There was my father’s voice. I couldn’t talk because of the tube in my neck. But I was so happy to hear him. I couldn’t smile because of my face, but it was as if there were a smile inside. “I’ll come soon,” he promised. “Now have a rest and in two days we will be there.” Later he told me that Dr. Javid had also ordered him not to cry, as that would make us all sadder. The doctor wanted us to be strong for each other.
A few days later, I asked for a mirror. “Mirror,” I wrote in the pink diary — I wanted to see my face and hair. The nurses brought me a small white mirror, which I still have. When I saw myself, I was distraught. My long hair, which I used to spend ages styling, had gone, and the left side of my head had none at all. “Now my hair is small,” I wrote in the book. I thought the Taliban had cut it off. In fact the Pakistani doctors had shaved my head with no mercy. My face was distorted like someone had pulled it down on one side, and there was a scar to the side of my left eye.
“Hwo did this to me?” I wrote, my letters still scrambled. “What happened to me?” I also wrote “Stop lights,” as the bright lights were making my head ache.
“Something bad happened to you,” said Dr. Fiona.
“Was I shot? Was my father shot?” I wrote.

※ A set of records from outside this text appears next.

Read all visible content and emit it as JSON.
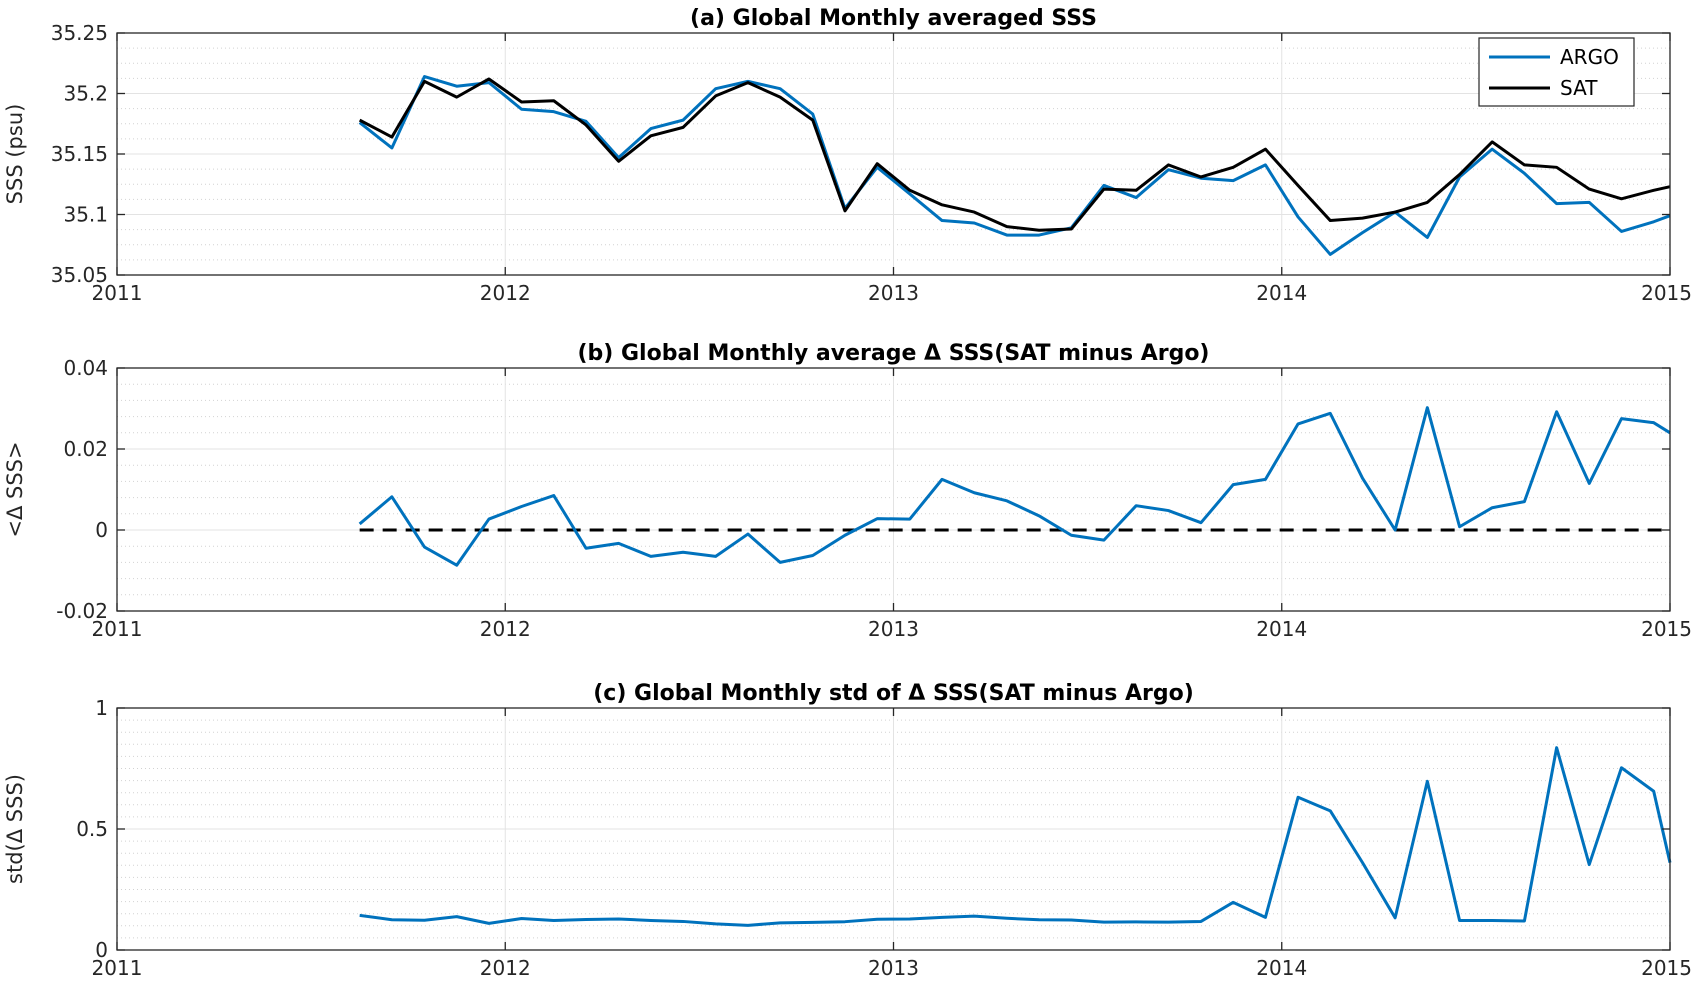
{
  "chart_data": [
    {
      "type": "line",
      "title": "(a) Global Monthly averaged SSS",
      "ylabel": "SSS (psu)",
      "xlim": [
        2011,
        2015
      ],
      "ylim": [
        35.05,
        35.25
      ],
      "xticks": [
        2011,
        2012,
        2013,
        2014,
        2015
      ],
      "xtick_labels": [
        "2011",
        "2012",
        "2013",
        "2014",
        "2015"
      ],
      "yticks": [
        35.05,
        35.1,
        35.15,
        35.2,
        35.25
      ],
      "ytick_labels": [
        "35.05",
        "35.1",
        "35.15",
        "35.2",
        "35.25"
      ],
      "grid": true,
      "legend": "top-right",
      "x": [
        2011.625,
        2011.708,
        2011.792,
        2011.875,
        2011.958,
        2012.042,
        2012.125,
        2012.208,
        2012.292,
        2012.375,
        2012.458,
        2012.542,
        2012.625,
        2012.708,
        2012.792,
        2012.875,
        2012.958,
        2013.042,
        2013.125,
        2013.208,
        2013.292,
        2013.375,
        2013.458,
        2013.542,
        2013.625,
        2013.708,
        2013.792,
        2013.875,
        2013.958,
        2014.042,
        2014.125,
        2014.208,
        2014.292,
        2014.375,
        2014.458,
        2014.542,
        2014.625,
        2014.708,
        2014.792,
        2014.875,
        2014.958,
        2015.0
      ],
      "series": [
        {
          "name": "ARGO",
          "color": "#0072bd",
          "values": [
            35.176,
            35.155,
            35.214,
            35.206,
            35.209,
            35.187,
            35.185,
            35.177,
            35.147,
            35.171,
            35.178,
            35.204,
            35.21,
            35.204,
            35.183,
            35.105,
            35.139,
            35.117,
            35.095,
            35.093,
            35.083,
            35.083,
            35.089,
            35.124,
            35.114,
            35.137,
            35.13,
            35.128,
            35.141,
            35.098,
            35.067,
            35.085,
            35.102,
            35.081,
            35.131,
            35.154,
            35.134,
            35.109,
            35.11,
            35.086,
            35.094,
            35.099
          ]
        },
        {
          "name": "SAT",
          "color": "#000000",
          "values": [
            35.178,
            35.164,
            35.21,
            35.197,
            35.212,
            35.193,
            35.194,
            35.174,
            35.144,
            35.165,
            35.172,
            35.198,
            35.209,
            35.197,
            35.178,
            35.103,
            35.142,
            35.12,
            35.108,
            35.102,
            35.09,
            35.087,
            35.088,
            35.121,
            35.12,
            35.141,
            35.131,
            35.139,
            35.154,
            35.124,
            35.095,
            35.097,
            35.102,
            35.11,
            35.133,
            35.16,
            35.141,
            35.139,
            35.121,
            35.113,
            35.12,
            35.123
          ]
        }
      ]
    },
    {
      "type": "line",
      "title": "(b) Global Monthly average Δ SSS(SAT minus Argo)",
      "ylabel": "<Δ SSS>",
      "xlim": [
        2011,
        2015
      ],
      "ylim": [
        -0.02,
        0.04
      ],
      "xticks": [
        2011,
        2012,
        2013,
        2014,
        2015
      ],
      "xtick_labels": [
        "2011",
        "2012",
        "2013",
        "2014",
        "2015"
      ],
      "yticks": [
        -0.02,
        0,
        0.02,
        0.04
      ],
      "ytick_labels": [
        "-0.02",
        "0",
        "0.02",
        "0.04"
      ],
      "grid": true,
      "reference_line": {
        "y": 0,
        "style": "dashed",
        "color": "#000000"
      },
      "x": [
        2011.625,
        2011.708,
        2011.792,
        2011.875,
        2011.958,
        2012.042,
        2012.125,
        2012.208,
        2012.292,
        2012.375,
        2012.458,
        2012.542,
        2012.625,
        2012.708,
        2012.792,
        2012.875,
        2012.958,
        2013.042,
        2013.125,
        2013.208,
        2013.292,
        2013.375,
        2013.458,
        2013.542,
        2013.625,
        2013.708,
        2013.792,
        2013.875,
        2013.958,
        2014.042,
        2014.125,
        2014.208,
        2014.292,
        2014.375,
        2014.458,
        2014.542,
        2014.625,
        2014.708,
        2014.792,
        2014.875,
        2014.958,
        2015.0
      ],
      "series": [
        {
          "color": "#0072bd",
          "values": [
            0.0015,
            0.0082,
            -0.0042,
            -0.0087,
            0.0027,
            0.0058,
            0.0085,
            -0.0045,
            -0.0033,
            -0.0065,
            -0.0055,
            -0.0065,
            -0.001,
            -0.008,
            -0.0063,
            -0.0013,
            0.0028,
            0.0027,
            0.0125,
            0.0092,
            0.0072,
            0.0035,
            -0.0013,
            -0.0025,
            0.006,
            0.0048,
            0.0018,
            0.0112,
            0.0125,
            0.0262,
            0.0288,
            0.0128,
            0.0,
            0.0302,
            0.0008,
            0.0055,
            0.007,
            0.0292,
            0.0115,
            0.0275,
            0.0265,
            0.024
          ]
        }
      ]
    },
    {
      "type": "line",
      "title": "(c) Global Monthly std of Δ SSS(SAT minus Argo)",
      "ylabel": "std(Δ SSS)",
      "xlim": [
        2011,
        2015
      ],
      "ylim": [
        0,
        1
      ],
      "xticks": [
        2011,
        2012,
        2013,
        2014,
        2015
      ],
      "xtick_labels": [
        "2011",
        "2012",
        "2013",
        "2014",
        "2015"
      ],
      "yticks": [
        0,
        0.5,
        1
      ],
      "ytick_labels": [
        "0",
        "0.5",
        "1"
      ],
      "grid": true,
      "x": [
        2011.625,
        2011.708,
        2011.792,
        2011.875,
        2011.958,
        2012.042,
        2012.125,
        2012.208,
        2012.292,
        2012.375,
        2012.458,
        2012.542,
        2012.625,
        2012.708,
        2012.792,
        2012.875,
        2012.958,
        2013.042,
        2013.125,
        2013.208,
        2013.292,
        2013.375,
        2013.458,
        2013.542,
        2013.625,
        2013.708,
        2013.792,
        2013.875,
        2013.958,
        2014.042,
        2014.125,
        2014.208,
        2014.292,
        2014.375,
        2014.458,
        2014.542,
        2014.625,
        2014.708,
        2014.792,
        2014.875,
        2014.958,
        2015.0
      ],
      "series": [
        {
          "color": "#0072bd",
          "values": [
            0.143,
            0.125,
            0.123,
            0.138,
            0.11,
            0.13,
            0.122,
            0.126,
            0.128,
            0.122,
            0.118,
            0.108,
            0.102,
            0.112,
            0.114,
            0.117,
            0.127,
            0.128,
            0.135,
            0.14,
            0.131,
            0.125,
            0.124,
            0.115,
            0.116,
            0.115,
            0.118,
            0.197,
            0.135,
            0.631,
            0.575,
            0.361,
            0.133,
            0.697,
            0.122,
            0.122,
            0.12,
            0.836,
            0.353,
            0.753,
            0.656,
            0.361
          ]
        }
      ]
    }
  ]
}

She told me that I had been shot on the school bus. She said two of my friends on the bus had also been shot, but I didn’t recognize their names. She explained that the bullet had entered through the side of my left eye where there was a scar, traveled 18 in. down to my left shoulder and stopped there. It could have taken out my eye or gone into my brain. It was a miracle I was alive.
I felt nothing, maybe just a bit satisfied. “So they did it.” My only regret was that I hadn’t had a chance to speak to them before they shot me. Now they’d never hear what I had to say. I didn’t even think a single bad thought about the man who shot me — I had no thoughts of revenge — I just wanted to go back to Swat. I wanted to go home.